The walls of St. Patrick's Old Cathedral, which protected the church from violent nativists
In 1842, John Hughes was appointed Bishop of St. Patrick’s. As the new bishop, he had to worry about how to preside over a steadily growing diocese and how to protect his parishioners and other Catholics from the hostility of the nativists (Mendelsohn, 11). In May 1844, three days of rioting, sparked by a conflict between Catholics and Protestants, in Philadelphia led to thirteen deaths, the destruction of two Catholic churches, and significant damage to Catholic property. To help the city’s authorities restore order, Bishop Kenrick left Philadelphia for three days and temporarily halted the celebration of Mass in Catholic churches throughout the city. Bishop Hughes disagreed with Kenrick’s reaction to the violence, stating, “They should have defended their churches since the authorities could not or would not do it for them” (Shelley, 126).
Following the incident in Philadelphia, there were plans by New York nativist leaders to organize a large demonstration in City Hall Park. Bishop Hughes responded quickly and decisively. First, he urged Catholics not to attend the rally, scheduled for May 9, so that no accusation could later be made against them for provoking or participating in riots. Second, he went asked Mayor Robert H. Morris to ban the ban the demonstration. Shelley writes:
“Are you afraid,” asked the mayor, “that some of your churches may be burned?” “No, sir,” replied Hughes, “but I am afraid that some of yours will be burned” (Shelley, 126).
The nativist demonstration was canceled. Though the exact reason behind the cancellation is unknown, Bishop Hughes publicly took credit for preventing potential violence (Shelley, 127).
Another incident in 1844 exhibits Bishop Hughes’ proactive role in protecting the Catholic community in New York, and this time in particular, St. Patrick’s Old Cathedral. That year, the Native American party successfully elected James Harper, one of the publishers of Awful Disclosures, as mayor.

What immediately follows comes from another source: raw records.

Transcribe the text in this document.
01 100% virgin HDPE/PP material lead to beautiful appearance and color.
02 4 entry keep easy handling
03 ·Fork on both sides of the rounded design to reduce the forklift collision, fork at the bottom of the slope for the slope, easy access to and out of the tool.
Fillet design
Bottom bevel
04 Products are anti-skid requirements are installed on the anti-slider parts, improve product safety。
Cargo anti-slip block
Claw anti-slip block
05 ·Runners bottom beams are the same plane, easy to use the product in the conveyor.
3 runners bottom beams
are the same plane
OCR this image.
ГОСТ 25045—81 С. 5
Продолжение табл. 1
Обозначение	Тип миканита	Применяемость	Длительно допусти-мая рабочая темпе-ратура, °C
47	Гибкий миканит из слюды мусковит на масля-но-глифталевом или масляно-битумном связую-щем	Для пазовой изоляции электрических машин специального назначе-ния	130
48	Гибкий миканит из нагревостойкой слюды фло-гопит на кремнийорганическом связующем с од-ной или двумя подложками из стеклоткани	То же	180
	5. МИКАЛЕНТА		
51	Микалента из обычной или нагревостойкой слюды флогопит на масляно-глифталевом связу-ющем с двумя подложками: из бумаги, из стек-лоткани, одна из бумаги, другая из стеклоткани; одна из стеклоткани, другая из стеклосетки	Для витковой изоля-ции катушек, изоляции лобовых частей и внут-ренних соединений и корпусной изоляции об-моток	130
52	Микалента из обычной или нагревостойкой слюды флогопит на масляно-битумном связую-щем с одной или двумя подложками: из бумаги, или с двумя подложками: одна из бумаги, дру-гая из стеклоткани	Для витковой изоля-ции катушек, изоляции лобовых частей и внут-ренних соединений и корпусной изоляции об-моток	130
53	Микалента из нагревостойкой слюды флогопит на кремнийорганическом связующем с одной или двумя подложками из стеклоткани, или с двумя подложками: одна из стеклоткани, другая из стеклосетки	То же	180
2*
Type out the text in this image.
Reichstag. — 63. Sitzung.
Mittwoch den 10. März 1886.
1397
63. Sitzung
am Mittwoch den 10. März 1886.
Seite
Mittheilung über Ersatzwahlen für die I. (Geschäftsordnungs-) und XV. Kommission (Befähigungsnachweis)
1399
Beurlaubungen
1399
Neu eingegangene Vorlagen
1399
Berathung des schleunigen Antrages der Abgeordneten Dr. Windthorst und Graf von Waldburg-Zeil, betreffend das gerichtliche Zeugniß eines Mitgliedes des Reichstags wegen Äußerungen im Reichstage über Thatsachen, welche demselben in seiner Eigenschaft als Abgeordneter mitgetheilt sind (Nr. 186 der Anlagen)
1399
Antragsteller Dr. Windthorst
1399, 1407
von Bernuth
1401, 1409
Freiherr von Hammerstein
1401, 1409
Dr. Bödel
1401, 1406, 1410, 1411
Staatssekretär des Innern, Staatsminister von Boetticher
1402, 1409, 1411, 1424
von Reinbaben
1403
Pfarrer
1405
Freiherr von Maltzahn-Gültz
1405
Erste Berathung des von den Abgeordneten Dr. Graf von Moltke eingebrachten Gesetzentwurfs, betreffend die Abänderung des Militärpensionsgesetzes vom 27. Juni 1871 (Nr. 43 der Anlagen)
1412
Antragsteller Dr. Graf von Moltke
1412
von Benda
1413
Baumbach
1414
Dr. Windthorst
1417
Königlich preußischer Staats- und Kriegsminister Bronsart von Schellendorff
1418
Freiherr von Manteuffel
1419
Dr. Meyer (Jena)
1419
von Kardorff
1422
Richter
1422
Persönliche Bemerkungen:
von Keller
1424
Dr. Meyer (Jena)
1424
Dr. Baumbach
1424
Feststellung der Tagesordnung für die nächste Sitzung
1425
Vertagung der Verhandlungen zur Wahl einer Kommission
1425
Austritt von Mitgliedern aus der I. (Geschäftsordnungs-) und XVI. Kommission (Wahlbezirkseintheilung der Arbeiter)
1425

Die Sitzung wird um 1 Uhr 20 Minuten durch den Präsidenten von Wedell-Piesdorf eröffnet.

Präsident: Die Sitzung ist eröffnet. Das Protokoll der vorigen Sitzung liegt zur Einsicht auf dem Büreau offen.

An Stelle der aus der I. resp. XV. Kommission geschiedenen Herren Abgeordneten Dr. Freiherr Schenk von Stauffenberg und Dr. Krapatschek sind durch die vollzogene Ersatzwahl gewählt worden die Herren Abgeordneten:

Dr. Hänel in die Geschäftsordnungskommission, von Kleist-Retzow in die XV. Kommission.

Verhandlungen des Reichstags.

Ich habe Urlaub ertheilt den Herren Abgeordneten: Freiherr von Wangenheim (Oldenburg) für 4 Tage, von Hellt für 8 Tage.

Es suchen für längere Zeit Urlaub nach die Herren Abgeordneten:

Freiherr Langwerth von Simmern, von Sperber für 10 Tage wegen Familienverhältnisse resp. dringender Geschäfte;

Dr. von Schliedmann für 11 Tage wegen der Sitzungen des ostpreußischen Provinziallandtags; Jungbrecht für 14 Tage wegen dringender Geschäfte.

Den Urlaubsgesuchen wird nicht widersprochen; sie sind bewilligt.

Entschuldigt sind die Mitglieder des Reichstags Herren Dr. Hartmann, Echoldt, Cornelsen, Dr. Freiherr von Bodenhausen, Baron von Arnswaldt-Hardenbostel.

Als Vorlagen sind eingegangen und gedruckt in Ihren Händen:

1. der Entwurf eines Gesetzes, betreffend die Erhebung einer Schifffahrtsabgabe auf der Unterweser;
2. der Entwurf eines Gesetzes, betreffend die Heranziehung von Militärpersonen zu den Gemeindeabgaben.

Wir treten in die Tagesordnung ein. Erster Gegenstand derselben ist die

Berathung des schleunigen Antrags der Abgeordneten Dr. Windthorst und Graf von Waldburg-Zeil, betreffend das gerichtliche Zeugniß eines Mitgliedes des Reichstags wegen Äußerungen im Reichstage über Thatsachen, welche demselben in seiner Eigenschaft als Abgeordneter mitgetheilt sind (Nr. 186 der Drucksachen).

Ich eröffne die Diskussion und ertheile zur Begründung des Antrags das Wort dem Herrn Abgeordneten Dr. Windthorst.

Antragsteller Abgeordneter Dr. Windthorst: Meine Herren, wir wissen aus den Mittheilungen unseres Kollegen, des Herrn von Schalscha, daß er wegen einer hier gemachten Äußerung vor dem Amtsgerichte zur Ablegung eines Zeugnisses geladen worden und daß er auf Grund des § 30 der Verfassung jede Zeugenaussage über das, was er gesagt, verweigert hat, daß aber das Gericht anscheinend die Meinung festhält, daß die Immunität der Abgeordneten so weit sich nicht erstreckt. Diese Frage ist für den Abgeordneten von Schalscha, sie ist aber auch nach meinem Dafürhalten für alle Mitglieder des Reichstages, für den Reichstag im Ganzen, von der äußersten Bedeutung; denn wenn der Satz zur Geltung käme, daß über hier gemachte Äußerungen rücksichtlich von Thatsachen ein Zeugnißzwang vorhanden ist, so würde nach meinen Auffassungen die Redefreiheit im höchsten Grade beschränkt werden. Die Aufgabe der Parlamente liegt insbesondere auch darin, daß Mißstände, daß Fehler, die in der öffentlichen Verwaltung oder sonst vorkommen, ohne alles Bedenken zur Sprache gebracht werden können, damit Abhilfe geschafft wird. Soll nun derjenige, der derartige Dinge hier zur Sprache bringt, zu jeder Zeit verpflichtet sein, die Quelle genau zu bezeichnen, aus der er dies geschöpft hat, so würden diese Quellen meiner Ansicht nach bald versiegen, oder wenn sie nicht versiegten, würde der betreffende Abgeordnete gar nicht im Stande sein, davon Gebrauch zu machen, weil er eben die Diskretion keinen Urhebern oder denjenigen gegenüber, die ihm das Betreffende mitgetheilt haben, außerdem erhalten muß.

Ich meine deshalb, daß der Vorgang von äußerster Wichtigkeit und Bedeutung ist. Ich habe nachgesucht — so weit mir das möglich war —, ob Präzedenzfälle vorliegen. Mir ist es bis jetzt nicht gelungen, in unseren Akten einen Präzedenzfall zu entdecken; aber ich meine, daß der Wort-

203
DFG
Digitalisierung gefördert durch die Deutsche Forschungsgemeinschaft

A group of these nativists, ready to incite mayhem, marched through Irish-Catholic sections of the city carrying “No Popery” banners and shouting insults. Remembering Hughes’ requests to remain calm, the Irish left the paraders alone. When the public learned that the group planned to attack and burn down St. Patrick’s, the cathedral’s graveyard filled quickly with armed men ready to defend their church. Their foe changed their plans and did not attack. These brave men are memorialized in a plaque on the outside of the church, which reads:
Erected to the memory of the members of the ancient Order of the Hibernians of the City of New York . . . who in April, 1844, at the call of the Most Reverend John Hughes . . . rallied to the defense of the Cathedral when it was threatened with destruction by the forces of bigotry and intolerance. (Carthy, 86)
Bishop Hughes powerful message and forceful decisions against the natives show his ability to unite New York’s Catholics as well as his fierce defense of its community and cathedral.
Carthy, Mother Mary Peter. Old St. Patrick’s New York’s First Cathedral. New York: The United States Catholic Historical Society, 1947.
Dolan, Jay P. The Immigrant Church: New York’s Irish and German Catholics 1815-1865. Notre Dame: University of Notre Dame Press, 1983.
Meehan, Jack. “Legacy in Stained Glass: The Hibernian Windows.” Ancient Order of Hibernians. May 2008. Web. 9 May 2009. http://www.aoh.com/pages/archives/hibernian_windows.html
Mendelsohn, Joyce. New York’s First Cathedral: St. Patrick’s Old Cathedral. New York: St. Patrick’s Old Cathedral. [pamphlet]
Shelley, Thomas J. The Archdiocese of New York: The Bicentennial History 1808-2008. France: Editions du Signe, 2007.